United Kingdom Prime Minister Gordon Brown publicly pushed EU ministers last month to consider targeting Iran’s oil and natural-gas industry, should talks stall. France’s Total SA pulled out of a $10 billion natural gas project last month to develop Iran’s South Pars field, citing political risk. Royal Dutch Shell PLC and Spain’s Repsol YPF have also pulled back from gas projects due to political pressure.

Among European firms still supplying Iran with the bulk of its gasoline imports, however, are Swiss companies Vitol Group, Glencore International AG and Ocean Energy GmbH, and the London-based trading firm, Trafigura. European diplomats said talks among the EU states have commenced in recent weeks aimed at finding new ways to hurt Iran’s energy sector, including a possible investment ban, but that Spain and Italy have been reluctant to take such measures.

U.S. and Western officials said they are also considering targeting Tehran’s shipping abilities.

Included in a sanctions package passed by the U.N. Security Council in March is a call for member states to closely scrutinize the operations of Iran’s largest shipping company, the Islamic Republic of Iran Shipping Line, for its alleged support of Tehran’s nuclear industry.

U.S. officials said they could utilize this U.N. mandate to broaden a crackdown on Iran’s ability to ship products in and out of the country, should Tehran indicate this weekend that it intends to push ahead with its uranium-enrichment activities. In particular, the resolution could greatly increase the insurance premiums for companies shipping in and out of Iran.

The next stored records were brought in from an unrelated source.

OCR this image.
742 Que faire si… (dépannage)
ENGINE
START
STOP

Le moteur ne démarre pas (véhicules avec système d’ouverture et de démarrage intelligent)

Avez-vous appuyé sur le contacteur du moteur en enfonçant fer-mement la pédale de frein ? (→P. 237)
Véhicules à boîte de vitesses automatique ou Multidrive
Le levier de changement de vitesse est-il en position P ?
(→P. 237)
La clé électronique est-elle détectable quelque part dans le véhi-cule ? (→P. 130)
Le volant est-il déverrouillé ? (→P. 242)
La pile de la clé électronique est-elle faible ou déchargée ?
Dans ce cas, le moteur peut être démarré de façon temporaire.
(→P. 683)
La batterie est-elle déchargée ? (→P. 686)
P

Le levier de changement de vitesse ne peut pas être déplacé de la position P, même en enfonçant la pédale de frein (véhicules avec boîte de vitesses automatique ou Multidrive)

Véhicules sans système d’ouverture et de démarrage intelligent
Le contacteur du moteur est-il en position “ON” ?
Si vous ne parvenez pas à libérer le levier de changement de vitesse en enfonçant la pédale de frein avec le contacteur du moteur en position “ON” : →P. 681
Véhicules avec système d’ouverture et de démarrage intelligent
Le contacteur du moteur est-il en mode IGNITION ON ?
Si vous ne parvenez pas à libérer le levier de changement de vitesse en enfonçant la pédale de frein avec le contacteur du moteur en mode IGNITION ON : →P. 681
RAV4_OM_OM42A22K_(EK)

U.S. and Western officials said they are preparing steps to widen a crackdown on Iran’s financial sector. Last month, EU states froze the assets of Iran’s largest commercial bank, Bank Melli, due to its alleged support of Iran’s nuclear program. And the U.S. Treasury has unilaterally barred U.S. companies from doing business with Melli and three other major state banks.

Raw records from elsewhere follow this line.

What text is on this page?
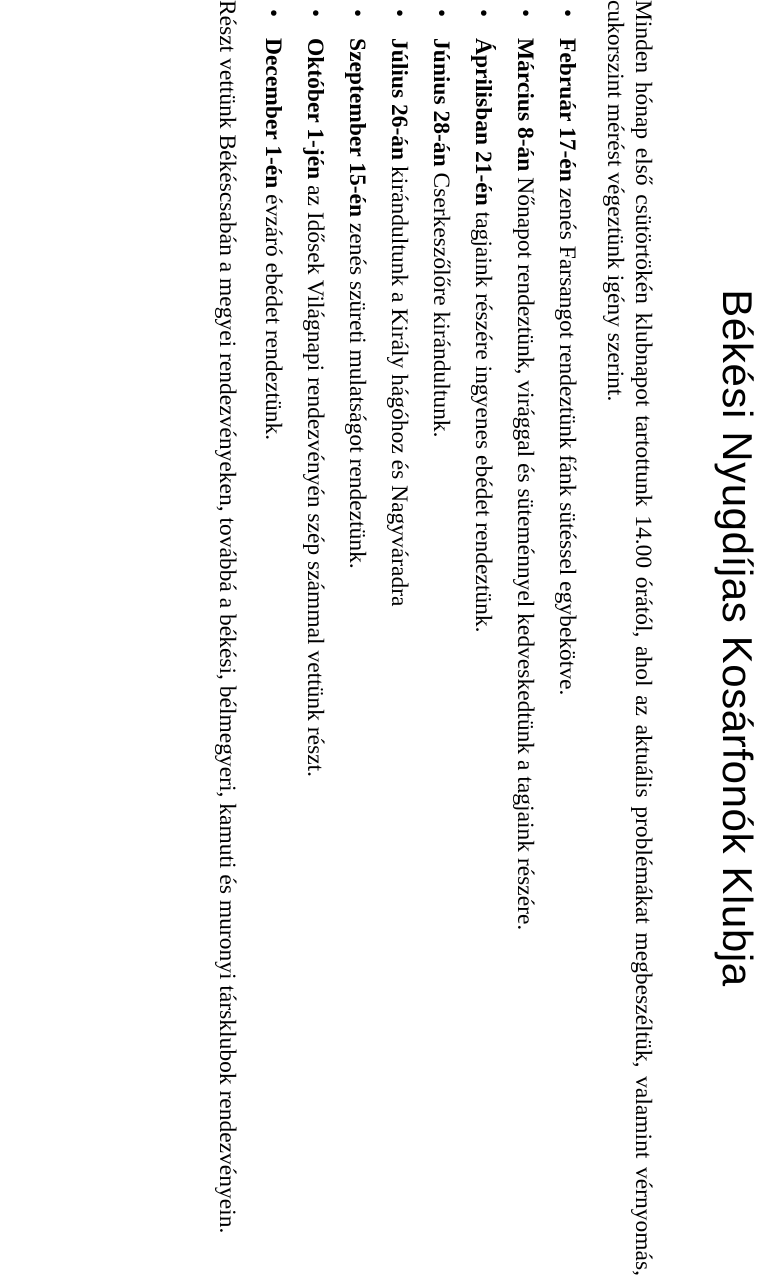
Békési Nyugdíjas Kosárfonók Klubja

Minden hónap első csütörtökén klubnapot tartottunk 14.00 órától, ahol az aktuális problémákat megbeszéltük, valamint vérnyomás, cukorszint mérést végeztünk igény szerint.

•
Február 17-én zenés Farsangot rendeztünk fánk sütéssel egybekötve.
•
Március 8-án Nőnapot rendeztünk, virággal és süteménnyel kedveskedtünk a tagjaink részére.
•
Áprilisban 21-én tagjaink részére ingyenes ebédet rendeztünk.
•
Június 28-án Cserkeszőlőre kirándultunk.
•
Július 26-án kirándultunk a Király hágóhoz és Nagyváradra
•
Szeptember 15-én zenés szüreti mulatságot rendeztünk.
•
Október 1-jén az Idősek Világnapi rendezvényén szép számmal vettünk részt.
•
December 1-én évzáró ebédet rendeztünk.

Részt vettünk Békéscsabán a megyei rendezvényeken, továbbá a békési, bélmegyeri, kamuti és muronyi társklubok rendezvényein.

Iran responded by increasingly shifting assets to banks in the Middle East and Asia. In turn, the Treasury has sent missions to countries in the Persian Gulf and Southeast Asia to warn about the reputational risk of doing business with Iran.

The banking centers in Dubai, Bahrain and Kuala Lumpur are particularly being targeted. “We’re essentially trying to squeeze the balloon,” said a European official involved in the deliberations. “As Europe’s being closed off, the Iranians are moving elsewhere.”